HMCP (Healthcare Model Context Protocol) is a secure, standards-based framework designed by Innovaccer to integrate AI agents into healthcare environments, ensuring compliance, data security, and seamless interoperability across clinical workflows.
Healthcare demands precision, accountability, and strict data security. General AI protocols lack healthcare-specific safeguards. HMCP addresses these needs by ensuring AI agent actions comply with HIPAA, protect patient data, support audit trails, and enforce operational guardrails tailored to healthcare.
HMCP incorporates controls such as OAUTH2, OpenID for secure authentication, strict data segregation and encryption, comprehensive audit trails, rate limiting, risk assessments, and guardrails that protect patient identities and facilitate secure collaboration between multiple AI agents.

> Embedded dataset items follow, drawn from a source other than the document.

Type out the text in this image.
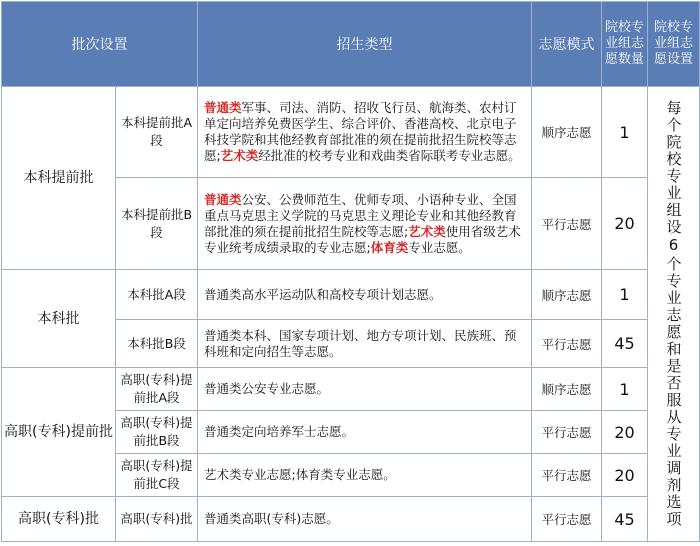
批次设置		招生类型	志愿模式	院校专业组志愿数量	院校专业组志愿设置
本科提前批	本科提前批A段	普通类军事、司法、消防、招收飞行员、航海类、农村订单定向培养免费医学生、综合评价、香港高校、北京电子科技学院和其他经教育部批准的须在提前批招生院校等志愿;艺术类经批准的校考专业和戏曲类省际联考专业志愿。	顺序志愿	1	每个院校专业组设6个专业志愿和是否服从专业调剂选项

	本科提前批B段	普通类公安、公费师范生、优师专项、小语种专业、全国重点马克思主义学院的马克思主义理论专业和其他经教育部批准的须在提前批招生院校等志愿;艺术类使用省级艺术专业统考成绩录取的专业志愿;体育类专业志愿。	平行志愿	20	
本科批	本科批A段	普通类高水平运动队和高校专项计划志愿。	顺序志愿	1	
	本科批B段	普通类本科、国家专项计划、地方专项计划、民族班、预科班和定向招生等志愿。	平行志愿	45	
高职(专科)提前批	高职(专科)提前批A段	普通类公安专业志愿。	顺序志愿	1	
	高职(专科)提前批B段	普通类定向培养军士志愿。	平行志愿	20	
	高职(专科)提前批C段	艺术类专业志愿;体育类专业志愿。	平行志愿	20	
高职(专科)批	高职(专科)批	普通类高职(专科)志愿。	平行志愿	45	
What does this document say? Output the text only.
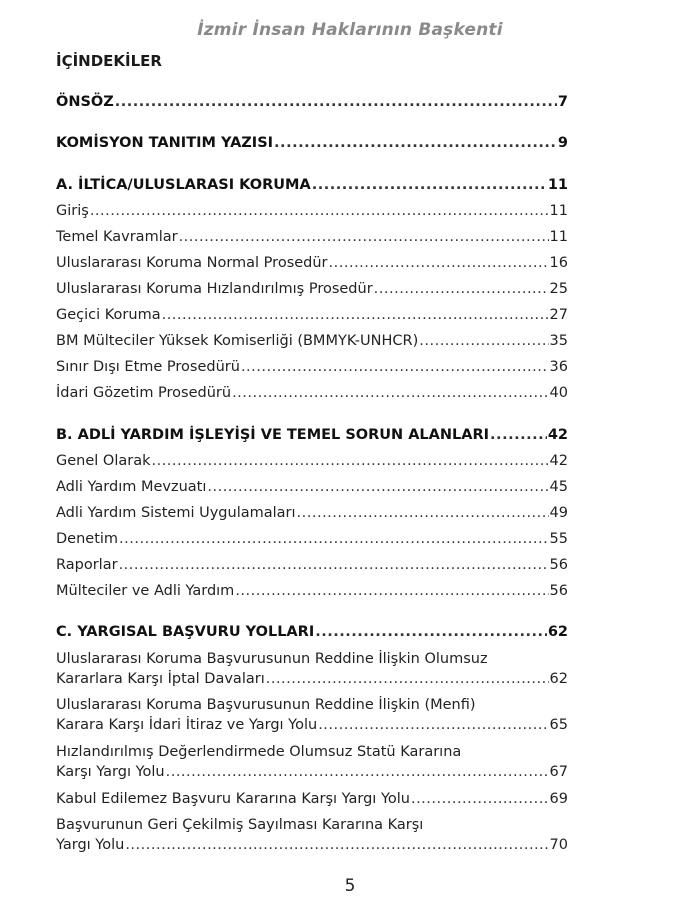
İzmir İnsan Haklarının Başkenti
İÇİNDEKİLER
ÖNSÖZ .....	7
KOMİSYON TANITIM YAZISI .....	9
A. İLTİCA/ULUSLARASI KORUMA .....	11
Giriş .....	11
Temel Kavramlar .....	11
Uluslararası Koruma Normal Prosedür .....	16
Uluslararası Koruma Hızlandırılmış Prosedür .....	25
Geçici Koruma .....	27
BM Mülteciler Yüksek Komiserliği (BMMYK-UNHCR) .....	35
Sınır Dışı Etme Prosedürü .....	36
İdari Gözetim Prosedürü .....	40
B. ADLİ YARDIM İŞLEYİŞİ VE TEMEL SORUN ALANLARI .....	42
Genel Olarak .....	42
Adli Yardım Mevzuatı .....	45
Adli Yardım Sistemi Uygulamaları .....	49
Denetim .....	55
Raporlar .....	56
Mülteciler ve Adli Yardım .....	56
C. YARGISAL BAŞVURU YOLLARI .....	62
Uluslararası Koruma Başvurusunun Reddine İlişkin Olumsuz
Kararlara Karşı İptal Davaları .....	62
Uluslararası Koruma Başvurusunun Reddine İlişkin (Menfi)
Karara Karşı İdari İtiraz ve Yargı Yolu .....	65
Hızlandırılmış Değerlendirmede Olumsuz Statü Kararına
Karşı Yargı Yolu .....	67
Kabul Edilemez Başvuru Kararına Karşı Yargı Yolu .....	69
Başvurunun Geri Çekilmiş Sayılması Kararına Karşı
Yargı Yolu .....	70
5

By embedding industry-standard security measures including HIPAA-compliant access management, detailed logging and auditing of agent activities, and robust control enforcement, HMCP guarantees AI agents operate within regulatory requirements while safeguarding sensitive patient information.
Innovaccer provides the HMCP Specification, an open and extensible standard, the HMCP SDK (with client and server components for authentication, context management, compliance enforcement), and the HMCP Cloud Gateway, which manages agent registration, policies, patient identification, and third-party AI integrations.
HMCP acts as a universal connector standard, allowing disparate AI agents to communicate and operate jointly via secure APIs and shared context management, ensuring seamless integration into existing healthcare workflows and systems without compromising security or compliance.
The HMCP Cloud Gateway registers AI agents, data sources, and tools; manages policy-driven contexts and compliance guardrails; supports patient identification resolution through EMPIF; and facilitates the integration of third-party AI agents within healthcare environments securely.
A Diagnosis Copilot Agent powered by a large language model uses HMCP to securely access patient records and co-ordinate with a scheduling agent. The AI assists physicians by providing diagnoses and arranging follow-ups while ensuring compliance and data security through HMCP protocols.
Organizations can engage with the open HMCP Specification, develop solutions using the HMCP SDK, and register their AI agents on Innovaccer’s HMCP Cloud Gateway, enabling them to build compliant, secure, and interoperable healthcare AI systems based on open standards.
HMCP aims to enable trustworthy, responsible, and compliant AI deployment in healthcare by providing a universal, standardized protocol for AI agents, overcoming critical barriers to adoption such as security risks, interoperability issues, and regulatory compliance challenges.